Puerto Vallarta, Mexico - As owners or potential owners of real estate in Mexico, one wonders about Mexican politics in general and the new Mexican President specifically. "Who is the new President of Mexico?" and "How will this affect me?" are questions I’m getting frequently. I’ll do my best to give you my "Blue Collar" take on them.
The new President of Mexico is Enrique Peña Nieto. He represents the PRI party that held the Presidency for 70 years up until Vicente Fox, 12 years ago. With each Presidency lasting 6 years and re-election not an option here in Mexico, the PAN party in the form of Fox and then Calderón had the last 12 years to reign.
Fox and Calderón each vowed to end corruption, go after the drug cartels and in general clean up the national government. They have been viewed many ways, but PAN finished 3rd in the voting this year as many saw the war on the cartels as failed and there were plenty of scandals with corruption from the "anti-corruption" party.
I think it is safe to say that while nobody likes the drug trade or corruption, Calderón was viewed as weak and unable to achieve his lofty goals. The war on drugs seems like he went in with good intentions but only managed to stir up trouble, not rid the country of the nest of profiteers. To me the war seemed half-baked and as anyone knows about removing a bee’s nest, you don’t want to partially finish the job.
PAN ran a woman candidate this time but the "different" slogan she had seemed empty as she was from the incumbent party and nobody was sure what was going to be different. Nice to see a woman recognized as a major candidate anyway as this speaks volumes about changing culture here in Mexico. Her gender seemed to be neither a plus or minus as her message simply didn’t capture enough followers.
So, the door was quite open for replacing Calderón with either of the two other alternatives, Peña Nieto and a left-wing independent named Obrador. You might think of him in a loose way as the Ross Perot of this election. He ran once before with a pretty hard-line social message but softened the rhetoric this election moving much more toward center. Again it was a close election (Obrador is calling for a recount again) but at 6% behind, his chances are slim ("...and Slim just left town.")
There was a distinct difference in message between the old party Nieto and the change Obrador promised. For that reason, emotions are high even now as the Obrador crowd is in near disbelief that Peña Nieto could win, returning the "PRI party of the rich" to power. It definitely reminds me of (though there are distinct differences) of when George W. Bush was narrowly elected over Al Gore with each side not able to believe the other side could garner so much popularity. It was equally passionate and divided here for this election.

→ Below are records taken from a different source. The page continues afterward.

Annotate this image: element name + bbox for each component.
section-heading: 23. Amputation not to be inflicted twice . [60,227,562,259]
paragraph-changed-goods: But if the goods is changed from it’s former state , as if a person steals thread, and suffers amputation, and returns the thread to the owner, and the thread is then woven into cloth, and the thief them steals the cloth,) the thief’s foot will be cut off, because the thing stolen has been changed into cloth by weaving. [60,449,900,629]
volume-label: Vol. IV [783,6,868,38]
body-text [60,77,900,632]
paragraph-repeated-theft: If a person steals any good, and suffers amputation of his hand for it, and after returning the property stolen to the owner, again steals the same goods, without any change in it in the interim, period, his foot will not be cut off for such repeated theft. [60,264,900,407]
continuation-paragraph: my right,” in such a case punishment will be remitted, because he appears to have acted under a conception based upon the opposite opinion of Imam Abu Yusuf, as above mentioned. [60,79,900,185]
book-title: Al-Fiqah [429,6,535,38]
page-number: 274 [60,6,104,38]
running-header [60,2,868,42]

I won’t pretend to know everything about the election as this was really the first one that I really followed. I’m simply not experienced enough to address the nuances, but frankly no one "knows for sure" what will happen anyway. My crystal ball may be as good as anyone else’s even with my limited experience here. I am, after all, an expert in Puerto Vallarta real estate and that is the topic of concern anyway.
I believe the Peña Nieto election is likely to be good for the real estate market here. Much of what has held it down is due to a ramped-up war on drugs and the bad press about the violence. Peña Nieto has vowed to fight the cartels but very likely rightly so has condemned the military war on the cartels as ineffective.
Presuming all of us are anti-drug cartel one wonders what the next course will be, but I think Nieto is right; the military simply was not the way to go in this war. Fatigue from the violence and the affect it has on the economy is likely what got Peña Nieto elected as continuing to beat your head against the wall was simply too costly.
My prediction is that some legalization is pending and taking the money out of the cartels hands may be more effective than shooting at them. An improving economy will hopefully supply better jobs and make the cartel lifestyle less attractive. I expect the border violence will diminish some at first and a lot eventually. This should help with Mexico’s image.
Secondly, Mexico is poised for economic recovery. As the tourist industry returns as mentioned above, their other real money-maker is oil. Nothing like commodities in this market, ask any Canadian! Peña Nieto has vowed to soften the stance on a state-run oil industry and allow private investment to kick-start their oil industry.
While the virtues of privatization are arguable, Mexico simply had to do something as the current oil fields are running dry and the money was largely gone. This isn’t popular with the Obrador crowd, but allowing private companies to invest in oil here is likely a necessary evil. It will very likely at least be good in the short term as it will supply a much-needed boost to the job market and economy.
So the new president is a return to the old party. Many don’t like it. Nobody knows how this will work out. However, I think even with his shortcomings Peña Nieto will be good for the real estate market in the short term. His presidency will last until 2018 in any case.